LONDON (Reuters) - The BBC faced mounting pressure on Tuesday over why it pays some women less than men in equivalent jobs, with lawmakers as well as Britain’s anti-discrimination watchdog asking questions about the resignation of China Editor Carrie Gracie.
Angry over the revelation that she was paid significantly less than male peers, the respected China specialist quit her post to fight against what she called the “secretive and illegal BBC pay culture”.
Her resignation came after pay disclosures by the BBC, which is funded by a fee levied on TV viewers in Britain, dismayed many of its female staff by showing apparent discrepancies between what men and women were paid for similar work.

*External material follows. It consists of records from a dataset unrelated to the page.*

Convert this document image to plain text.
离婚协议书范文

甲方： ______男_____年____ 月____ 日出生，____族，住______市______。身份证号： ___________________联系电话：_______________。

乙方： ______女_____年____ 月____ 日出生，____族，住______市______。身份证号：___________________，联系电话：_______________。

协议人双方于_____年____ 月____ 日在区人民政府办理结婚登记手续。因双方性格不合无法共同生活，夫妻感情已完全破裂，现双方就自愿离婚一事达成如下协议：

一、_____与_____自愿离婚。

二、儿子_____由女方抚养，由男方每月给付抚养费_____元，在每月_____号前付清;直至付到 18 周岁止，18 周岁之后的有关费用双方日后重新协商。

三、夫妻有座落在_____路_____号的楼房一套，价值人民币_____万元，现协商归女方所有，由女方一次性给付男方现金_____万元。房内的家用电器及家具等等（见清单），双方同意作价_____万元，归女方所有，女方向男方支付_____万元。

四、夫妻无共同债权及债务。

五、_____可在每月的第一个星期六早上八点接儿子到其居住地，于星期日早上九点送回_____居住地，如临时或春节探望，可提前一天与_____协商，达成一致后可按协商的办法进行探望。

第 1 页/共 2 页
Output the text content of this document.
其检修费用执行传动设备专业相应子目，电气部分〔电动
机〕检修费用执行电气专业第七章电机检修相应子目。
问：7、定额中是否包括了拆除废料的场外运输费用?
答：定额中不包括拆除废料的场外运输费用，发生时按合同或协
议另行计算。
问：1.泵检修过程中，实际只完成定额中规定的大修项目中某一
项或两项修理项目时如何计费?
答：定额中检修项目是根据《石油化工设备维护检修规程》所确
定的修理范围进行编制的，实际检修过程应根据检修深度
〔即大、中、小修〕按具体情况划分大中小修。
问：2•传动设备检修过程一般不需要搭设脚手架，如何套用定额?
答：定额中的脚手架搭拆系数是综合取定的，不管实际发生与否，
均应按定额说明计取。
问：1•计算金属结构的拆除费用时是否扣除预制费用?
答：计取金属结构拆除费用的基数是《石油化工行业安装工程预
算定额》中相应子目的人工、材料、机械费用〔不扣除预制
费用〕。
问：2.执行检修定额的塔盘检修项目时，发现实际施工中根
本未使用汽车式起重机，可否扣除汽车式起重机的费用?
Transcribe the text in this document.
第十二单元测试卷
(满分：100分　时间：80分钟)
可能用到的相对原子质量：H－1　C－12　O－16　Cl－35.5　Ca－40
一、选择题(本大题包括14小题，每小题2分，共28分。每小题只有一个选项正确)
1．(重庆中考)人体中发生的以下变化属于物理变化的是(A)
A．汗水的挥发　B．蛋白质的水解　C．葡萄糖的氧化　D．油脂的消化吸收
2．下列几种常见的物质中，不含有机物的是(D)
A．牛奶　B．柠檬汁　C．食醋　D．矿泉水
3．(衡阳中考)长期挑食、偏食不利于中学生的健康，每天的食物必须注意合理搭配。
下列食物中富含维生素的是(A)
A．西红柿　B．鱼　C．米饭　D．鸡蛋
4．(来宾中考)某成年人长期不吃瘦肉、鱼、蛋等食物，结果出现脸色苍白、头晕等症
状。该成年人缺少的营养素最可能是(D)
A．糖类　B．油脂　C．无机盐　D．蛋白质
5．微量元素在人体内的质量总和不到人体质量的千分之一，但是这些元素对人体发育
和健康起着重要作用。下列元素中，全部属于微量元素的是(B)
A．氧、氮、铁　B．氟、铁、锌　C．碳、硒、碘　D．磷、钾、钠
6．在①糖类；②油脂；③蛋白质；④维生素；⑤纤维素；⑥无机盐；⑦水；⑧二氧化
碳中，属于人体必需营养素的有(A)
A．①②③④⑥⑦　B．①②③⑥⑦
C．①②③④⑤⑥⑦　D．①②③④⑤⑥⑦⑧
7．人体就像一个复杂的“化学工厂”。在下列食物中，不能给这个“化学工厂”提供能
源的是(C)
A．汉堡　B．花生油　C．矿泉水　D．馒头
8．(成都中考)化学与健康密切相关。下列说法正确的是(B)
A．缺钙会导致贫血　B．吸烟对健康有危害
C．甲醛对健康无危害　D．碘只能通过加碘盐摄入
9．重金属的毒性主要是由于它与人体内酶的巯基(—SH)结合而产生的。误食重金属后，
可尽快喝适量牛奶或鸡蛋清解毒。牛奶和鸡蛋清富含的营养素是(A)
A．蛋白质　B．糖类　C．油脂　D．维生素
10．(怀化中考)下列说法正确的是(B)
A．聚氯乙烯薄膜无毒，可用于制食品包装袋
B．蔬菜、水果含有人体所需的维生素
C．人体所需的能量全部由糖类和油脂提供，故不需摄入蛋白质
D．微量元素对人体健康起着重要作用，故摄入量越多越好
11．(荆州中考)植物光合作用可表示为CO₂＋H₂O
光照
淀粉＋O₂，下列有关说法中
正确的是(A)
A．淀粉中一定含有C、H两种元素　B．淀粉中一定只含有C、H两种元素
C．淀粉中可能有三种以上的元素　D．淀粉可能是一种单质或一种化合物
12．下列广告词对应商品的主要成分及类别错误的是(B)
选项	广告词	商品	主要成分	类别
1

“The brilliant women working at all levels of the BBC deserve better,” said Matt Hancock, newly appointed minister for culture and media, during a hastily arranged debate on BBC pay in parliament.
He also suggested that some of its prominent men were paid too much by a publicly funded organisation - a charge often levelled at the BBC by rival British media and other critics.
“The BBC have begun to act and I welcome that, but more action, much more action is needed, especially when BBC foreign editors can earn more than Her Majesty’s ambassadors in the same jurisdiction,” he said.
Lawmaker Damian Collins, who chairs parliament’s media committee, announced he had invited the BBC’s Director-General Tony Hall to appear before the committee to answer questions about pay inequality at a session this month.
Collins also invited Gracie to give evidence during the same session and said the committee may also hear from other BBC reporters, raising the prospect of uncomfortable scenes for Hall and BBC management as a whole.
“Have been invited to give evidence to parliamentary selected committee on #equalpay for #BBCwomen. Yes! Let’s sort this pay mess now,” Gracie said on Twitter.
Separately, the Equalities and Human Rights Commission, in charge of enforcing anti-discrimination laws, said it was asking the BBC for information about its pay policy and the facts in Gracie’s case.
“We will consider whether further action is required based on this information,” said the commission, which can use courts and tribunals to enforce people’s rights.
The BBC did not comment on the statements from the commission or from Collins, but reiterated that its gender pay gap was significantly better than the national average.
Hall has pledged to close the gender pay gap by 2020.
Gracie has disclosed that she was paid 135,000 pounds ($182,440) a year as China Editor. Her counterpart Jon Sopel, the North America Editor, is paid between 200,000 and 250,000 pounds according to the BBC.